RAKYATBENTENG.BACAKORAN.CO - Anggota Komisi IV DPR RI Robert J Kardinal mengungkap sederet persoalan besar yang selama ini membayangi tata kelola hutan di Indonesia. Ia menegaskan bahwa berbagai kerusakan lingkungan, termasuk maraknya kayu hanyut saat banjir, adalah indikator nyata dari ketidakberesan pengelolaan hutan yang sudah berlangsung lama. Robert menjelaskan, masalah paling mendasar terlihat dari tata kelola penebangan dan pemanfaatan kayu oleh berbagai jenis perusahaan.

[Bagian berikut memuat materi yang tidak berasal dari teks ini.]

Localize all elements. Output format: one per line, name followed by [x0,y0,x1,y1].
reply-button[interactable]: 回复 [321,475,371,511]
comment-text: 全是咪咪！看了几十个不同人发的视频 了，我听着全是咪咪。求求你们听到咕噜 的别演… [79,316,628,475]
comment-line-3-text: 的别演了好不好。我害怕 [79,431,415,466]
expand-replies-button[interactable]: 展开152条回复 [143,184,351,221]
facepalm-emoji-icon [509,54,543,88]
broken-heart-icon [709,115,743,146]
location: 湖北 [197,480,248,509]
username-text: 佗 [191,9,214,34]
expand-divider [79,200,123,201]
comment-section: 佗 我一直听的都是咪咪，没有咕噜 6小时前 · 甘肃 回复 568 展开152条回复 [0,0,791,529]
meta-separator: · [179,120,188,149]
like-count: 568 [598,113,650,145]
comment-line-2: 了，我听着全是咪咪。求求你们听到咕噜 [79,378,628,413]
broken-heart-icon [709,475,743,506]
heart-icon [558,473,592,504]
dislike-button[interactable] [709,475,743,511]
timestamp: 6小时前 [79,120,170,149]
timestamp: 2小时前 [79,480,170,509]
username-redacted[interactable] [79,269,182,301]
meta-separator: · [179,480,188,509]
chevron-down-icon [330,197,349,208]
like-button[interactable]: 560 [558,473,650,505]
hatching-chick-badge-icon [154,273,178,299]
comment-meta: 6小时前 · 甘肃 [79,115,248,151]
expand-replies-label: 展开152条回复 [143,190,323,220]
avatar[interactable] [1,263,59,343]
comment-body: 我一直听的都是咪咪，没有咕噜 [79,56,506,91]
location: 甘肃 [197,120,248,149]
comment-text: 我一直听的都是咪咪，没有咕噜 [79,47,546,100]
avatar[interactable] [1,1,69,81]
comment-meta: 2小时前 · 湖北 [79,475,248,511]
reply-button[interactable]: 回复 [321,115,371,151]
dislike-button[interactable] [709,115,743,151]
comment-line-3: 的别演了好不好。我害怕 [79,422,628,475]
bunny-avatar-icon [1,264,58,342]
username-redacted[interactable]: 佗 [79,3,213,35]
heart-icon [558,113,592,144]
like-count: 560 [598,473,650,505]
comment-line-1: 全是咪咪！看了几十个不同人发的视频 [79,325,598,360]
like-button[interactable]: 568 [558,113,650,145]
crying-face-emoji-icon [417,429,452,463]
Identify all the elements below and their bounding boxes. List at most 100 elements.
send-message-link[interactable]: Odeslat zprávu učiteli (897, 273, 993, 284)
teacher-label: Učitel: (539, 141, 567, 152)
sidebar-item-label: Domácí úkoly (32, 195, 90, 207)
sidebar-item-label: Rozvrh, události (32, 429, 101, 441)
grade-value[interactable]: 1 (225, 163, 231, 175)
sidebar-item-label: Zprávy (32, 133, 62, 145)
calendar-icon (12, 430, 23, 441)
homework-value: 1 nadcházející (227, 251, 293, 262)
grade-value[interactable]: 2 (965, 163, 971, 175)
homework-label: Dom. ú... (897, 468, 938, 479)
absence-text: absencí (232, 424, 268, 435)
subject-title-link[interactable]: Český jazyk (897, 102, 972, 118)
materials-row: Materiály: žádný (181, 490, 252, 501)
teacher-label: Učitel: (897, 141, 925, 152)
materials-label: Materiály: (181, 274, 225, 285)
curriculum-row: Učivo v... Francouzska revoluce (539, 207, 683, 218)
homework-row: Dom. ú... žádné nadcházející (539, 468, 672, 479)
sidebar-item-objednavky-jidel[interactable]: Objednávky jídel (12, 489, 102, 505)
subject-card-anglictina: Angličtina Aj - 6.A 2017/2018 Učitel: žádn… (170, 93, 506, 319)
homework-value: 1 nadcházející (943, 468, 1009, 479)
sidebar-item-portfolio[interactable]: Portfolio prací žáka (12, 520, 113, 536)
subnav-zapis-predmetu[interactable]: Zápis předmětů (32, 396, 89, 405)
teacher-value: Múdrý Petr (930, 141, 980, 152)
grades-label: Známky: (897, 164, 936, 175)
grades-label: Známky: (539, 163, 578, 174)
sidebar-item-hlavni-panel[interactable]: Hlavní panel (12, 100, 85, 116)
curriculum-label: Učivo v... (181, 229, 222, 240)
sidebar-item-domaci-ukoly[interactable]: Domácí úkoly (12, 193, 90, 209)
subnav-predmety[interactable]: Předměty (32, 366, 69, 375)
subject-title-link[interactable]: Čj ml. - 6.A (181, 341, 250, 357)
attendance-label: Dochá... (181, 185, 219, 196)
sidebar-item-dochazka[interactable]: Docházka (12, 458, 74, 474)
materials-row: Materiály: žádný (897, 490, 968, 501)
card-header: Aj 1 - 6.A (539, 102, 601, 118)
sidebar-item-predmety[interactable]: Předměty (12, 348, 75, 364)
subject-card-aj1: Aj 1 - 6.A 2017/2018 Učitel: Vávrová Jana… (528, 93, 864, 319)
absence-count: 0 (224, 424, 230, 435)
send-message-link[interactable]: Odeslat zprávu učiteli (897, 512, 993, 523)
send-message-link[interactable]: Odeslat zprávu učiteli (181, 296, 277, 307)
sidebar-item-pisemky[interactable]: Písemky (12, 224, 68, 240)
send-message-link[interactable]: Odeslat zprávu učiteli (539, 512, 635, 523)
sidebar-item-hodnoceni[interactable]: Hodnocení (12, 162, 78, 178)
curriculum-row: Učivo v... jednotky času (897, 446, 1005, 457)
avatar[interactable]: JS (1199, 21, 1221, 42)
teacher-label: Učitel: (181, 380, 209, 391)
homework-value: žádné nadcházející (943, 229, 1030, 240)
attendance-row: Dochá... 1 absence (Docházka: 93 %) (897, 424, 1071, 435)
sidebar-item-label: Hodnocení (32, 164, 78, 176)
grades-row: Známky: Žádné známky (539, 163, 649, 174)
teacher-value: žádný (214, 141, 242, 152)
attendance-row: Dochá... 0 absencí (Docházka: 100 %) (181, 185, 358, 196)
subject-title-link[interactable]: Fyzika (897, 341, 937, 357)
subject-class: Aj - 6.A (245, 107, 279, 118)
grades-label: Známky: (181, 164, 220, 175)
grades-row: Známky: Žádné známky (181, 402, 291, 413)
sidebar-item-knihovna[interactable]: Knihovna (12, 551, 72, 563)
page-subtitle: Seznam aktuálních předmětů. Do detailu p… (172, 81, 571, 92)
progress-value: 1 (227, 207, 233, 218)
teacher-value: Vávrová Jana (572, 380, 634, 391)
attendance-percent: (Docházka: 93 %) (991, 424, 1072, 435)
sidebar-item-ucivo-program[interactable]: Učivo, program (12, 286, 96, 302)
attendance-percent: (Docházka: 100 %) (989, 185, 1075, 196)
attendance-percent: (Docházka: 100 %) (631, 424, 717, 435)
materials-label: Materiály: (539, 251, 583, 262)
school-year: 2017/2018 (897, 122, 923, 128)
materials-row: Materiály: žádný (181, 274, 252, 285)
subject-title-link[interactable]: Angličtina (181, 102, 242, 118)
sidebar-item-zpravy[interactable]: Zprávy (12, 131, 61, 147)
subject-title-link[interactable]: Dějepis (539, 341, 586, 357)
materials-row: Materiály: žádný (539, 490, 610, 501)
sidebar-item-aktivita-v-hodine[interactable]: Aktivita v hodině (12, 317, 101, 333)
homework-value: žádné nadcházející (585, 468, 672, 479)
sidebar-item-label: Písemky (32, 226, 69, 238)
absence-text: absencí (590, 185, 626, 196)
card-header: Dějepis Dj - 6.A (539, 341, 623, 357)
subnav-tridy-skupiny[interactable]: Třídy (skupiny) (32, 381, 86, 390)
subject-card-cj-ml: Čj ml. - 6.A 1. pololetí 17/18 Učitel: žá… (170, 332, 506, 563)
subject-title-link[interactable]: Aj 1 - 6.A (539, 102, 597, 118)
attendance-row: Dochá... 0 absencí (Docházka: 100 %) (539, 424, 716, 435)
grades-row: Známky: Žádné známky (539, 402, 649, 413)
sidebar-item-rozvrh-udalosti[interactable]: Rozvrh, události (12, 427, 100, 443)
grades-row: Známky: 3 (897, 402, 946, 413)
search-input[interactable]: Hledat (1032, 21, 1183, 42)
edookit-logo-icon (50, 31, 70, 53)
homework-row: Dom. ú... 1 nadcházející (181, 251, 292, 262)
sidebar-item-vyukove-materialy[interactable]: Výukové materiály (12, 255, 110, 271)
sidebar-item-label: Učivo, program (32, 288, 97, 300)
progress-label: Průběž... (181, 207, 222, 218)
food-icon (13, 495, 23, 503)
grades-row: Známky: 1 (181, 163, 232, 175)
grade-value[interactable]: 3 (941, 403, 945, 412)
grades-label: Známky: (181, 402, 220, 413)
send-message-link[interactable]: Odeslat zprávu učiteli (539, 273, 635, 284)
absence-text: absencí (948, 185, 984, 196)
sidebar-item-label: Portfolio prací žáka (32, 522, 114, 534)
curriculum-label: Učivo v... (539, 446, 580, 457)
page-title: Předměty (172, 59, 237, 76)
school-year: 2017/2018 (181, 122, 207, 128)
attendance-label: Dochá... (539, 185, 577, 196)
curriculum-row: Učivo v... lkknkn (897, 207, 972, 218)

Menurutnya, penanganan kayu hasil hutan berbeda-beda antara perusahaan Hutan Tanaman Industri (HTI), Hak Pengusahaan Hutan (HPH), maupun perusahaan sawit. Pada perusahaan sawit, proses _Land Clearing dilakukan secara total tanpa tebang pilih. Kayu-kayu besar dijual karena bernilai tinggi, sementara batang kecil dan cabang ditumpuk di tepi areal dan akhirnya hanyut saat banjir. 

“Yang paling parah itu sawit. Mereka tebang habis, sampai akarnya dicabut. Banyak yang membuat IPK (Izin Pemanfaatan Kayu) untuk mengakali aturan, supaya kayu yang masih bermanfaat bisa dijual kembali,” jelas Robert dalam keterangannya, Rabu (10/12).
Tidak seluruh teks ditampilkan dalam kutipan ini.